En sus consideraciones privadas, Kierkegaard deja constancia de que las tres secciones que conforman el escrito de 1847 quedan respectivamente equiparadas con las tres esferas de la existencia: estética, ética y religiosa22. El significado de esta correspondencia resulta un tanto oscuro y requiere algún tipo de elucidación. De acuerdo con Stephen Dunning, el pasaje del diario cobra sentido cuando, tras la lectura del texto, se vuelve patente que el objetivo del discurso edificante es mostrar de qué manera «el Evangelio ingresa en los tres estadios y los transforma»23. Estética, ética y religiosa no serían las posiciones de enunciación de cada una de las secciones del discurso sino las respectivas perspectivas vitales que están en el origen de la pena que embarga a aquellos afligidos individuos a los cuales las palabras edificantes pretenden confortar24. El discurso edificante de 1847 pondría en práctica el gesto que, según El punto de vista, debe ser el punto de partida de todo intercambio comunicativo que tenga como objetivo último la constitución de la libertad del otro: salir al encuentro del interlocutor allí donde éste se encuentra25.

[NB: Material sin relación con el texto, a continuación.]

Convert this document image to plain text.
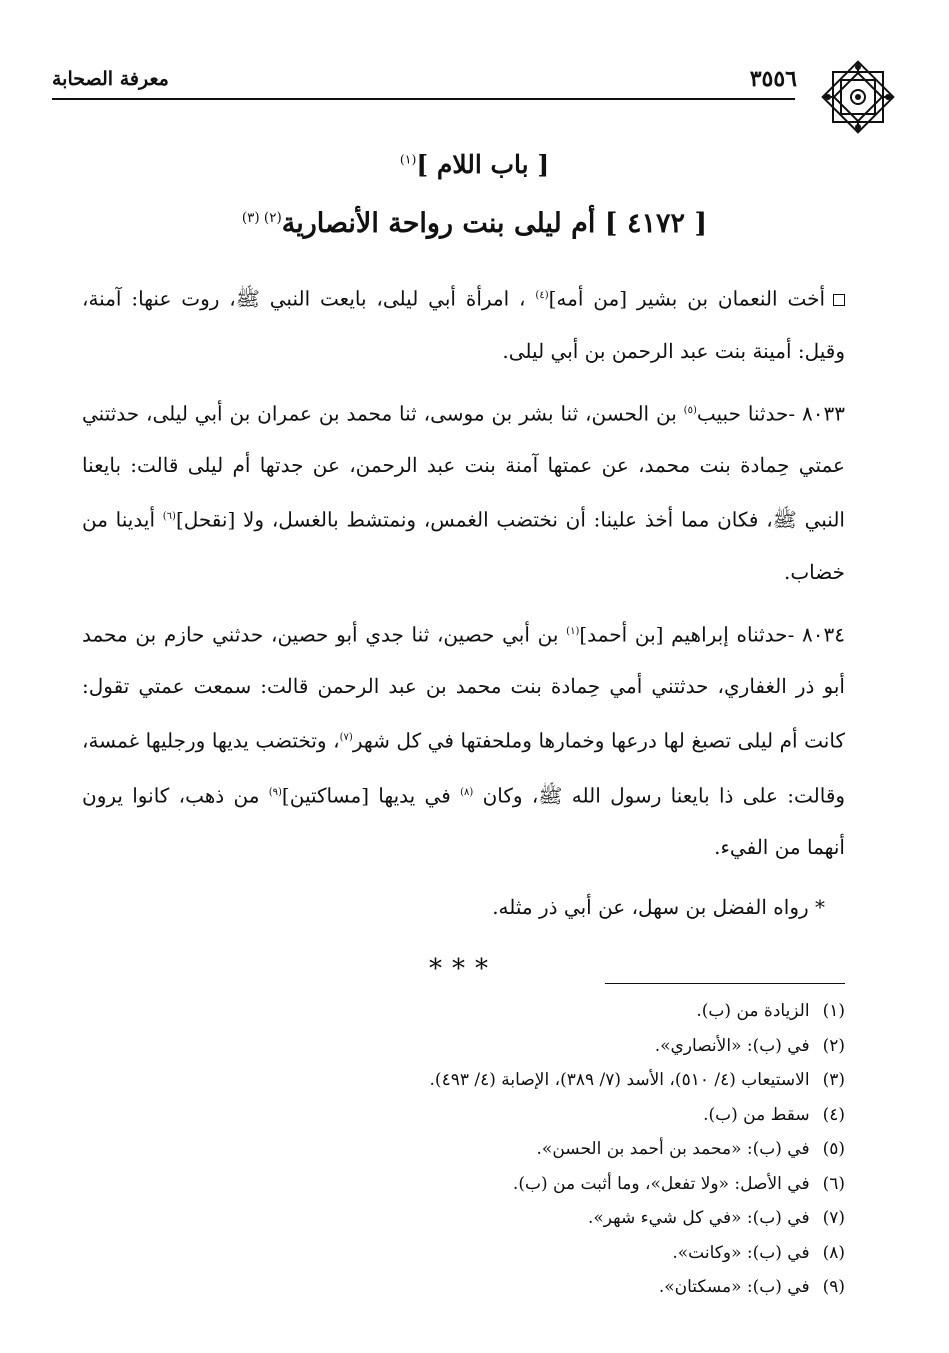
٣٥٥٦
معرفة الصحابة
[ باب اللام ]$^{(١)}$
[ ٤١٧٢ ] أم ليلى بنت رواحة الأنصارية$^{(٢) (٣)}$

أخت النعمان بن بشير [من أمه]$^{(٤)}$ ، امرأة أبي ليلى، بايعت النبي ﷺ، روت عنها: آمنة، وقيل: أمينة بنت عبد الرحمن بن أبي ليلى.

٨٠٣٣ -حدثنا حبيب$^{(٥)}$ بن الحسن، ثنا بشر بن موسى، ثنا محمد بن عمران بن أبي ليلى، حدثتني عمتي حِمادة بنت محمد، عن عمتها آمنة بنت عبد الرحمن، عن جدتها أم ليلى قالت: بايعنا النبي ﷺ، فكان مما أخذ علينا: أن نختضب الغمس، ونمتشط بالغسل، ولا [نقحل]$^{(٦)}$ أيدينا من خضاب.

٨٠٣٤ -حدثناه إبراهيم [بن أحمد]$^{(١)}$ بن أبي حصين، ثنا جدي أبو حصين، حدثني حازم بن محمد أبو ذر الغفاري، حدثتني أمي حِمادة بنت محمد بن عبد الرحمن قالت: سمعت عمتي تقول: كانت أم ليلى تصبغ لها درعها وخمارها وملحفتها في كل شهر$^{(٧)}$، وتختضب يديها ورجليها غمسة، وقالت: على ذا بايعنا رسول الله ﷺ، وكان $^{(٨)}$ في يديها [مساكتين]$^{(٩)}$ من ذهب، كانوا يرون أنهما من الفيء.

* رواه الفضل بن سهل، عن أبي ذر مثله.

***

(١) الزيادة من (ب).

(٢) في (ب): «الأنصاري».

(٣) الاستيعاب (٤/ ٥١٠)، الأسد (٧/ ٣٨٩)، الإصابة (٤/ ٤٩٣).

(٤) سقط من (ب).

(٥) في (ب): «محمد بن أحمد بن الحسن».

(٦) في الأصل: «ولا تفعل»، وما أثبت من (ب).

(٧) في (ب): «في كل شيء شهر».

(٨) في (ب): «وكانت».

(٩) في (ب): «مسكتان».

Por qué razón, en qué medida y en qué sentido una individualidad religiosa precisa de un consuelo edificante son cuestiones enigmáticas que dejaremos sin abordar en nuestra presentación para focalizarnos en el impacto que el mensaje evangélico puede producir en la existencia estética y en la ética. El autor pseudónimo del Postscriptum había utilizado el par conceptual dependencia (poseer el fundamento del propio ser fuera de sí) e independencia (afirmar el sí mismo como fundamento del propio ser) para caracterizar la contraposición entre las concepciones estética y ética de la existencia26. Esta dicotomía conceptual le permitía a Climacus resumir el recorrido de la heteronomía a la autonomía descripto en las dos partes de O lo uno o lo otro: desde el esteticismo ingenuo que busca en los diversos objetos del mundo la plena realización de la personalidad y a través del programa estético reflexivo de una configuración artística de la realidad a expensas de la genialidad poética hasta la apropiación ética de la propia libertad como centro configurador de la existencia por medio de la auto-elección. El propósito edificante consiste en mostrar la inconsistencia de estos proyectos y la necesidad de su superación. Kierkegaard disuelve la disyunción excluyente de su primer libro pseudónimo y propone una alternativa radical más profunda y verdadera: la elección que realmente define la vida humana no es la de apoyar el propio ser en el mundo o apoyarlo sobre el yo sino la de fundar nuestra existencia o no en Dios. «Fundarse en Dios» implica, desde ya, el abandono del proyecto ético que pretendía convertir al yo en el centro absoluto de la existencia. Pero «fundarse en Dios» tampoco puede supone un retorno sin más a lo estético, puesto que si así lo fuese el pasaje de lo estético a lo religioso sería un mero cambio de objeto. No se trata únicamente de descansar en Dios en lugar de hacerlo en otra cosa, sino también -y quizás más fundamentalmente- de modificar el modo en que optamos y el modo en que nos remitimos con aquello que está fuera de nuestro ser. De modo que, el discurso edificante no solo “revalida” lo estético frente a lo ético sino que también “corrige” lo estético a través de lo ético.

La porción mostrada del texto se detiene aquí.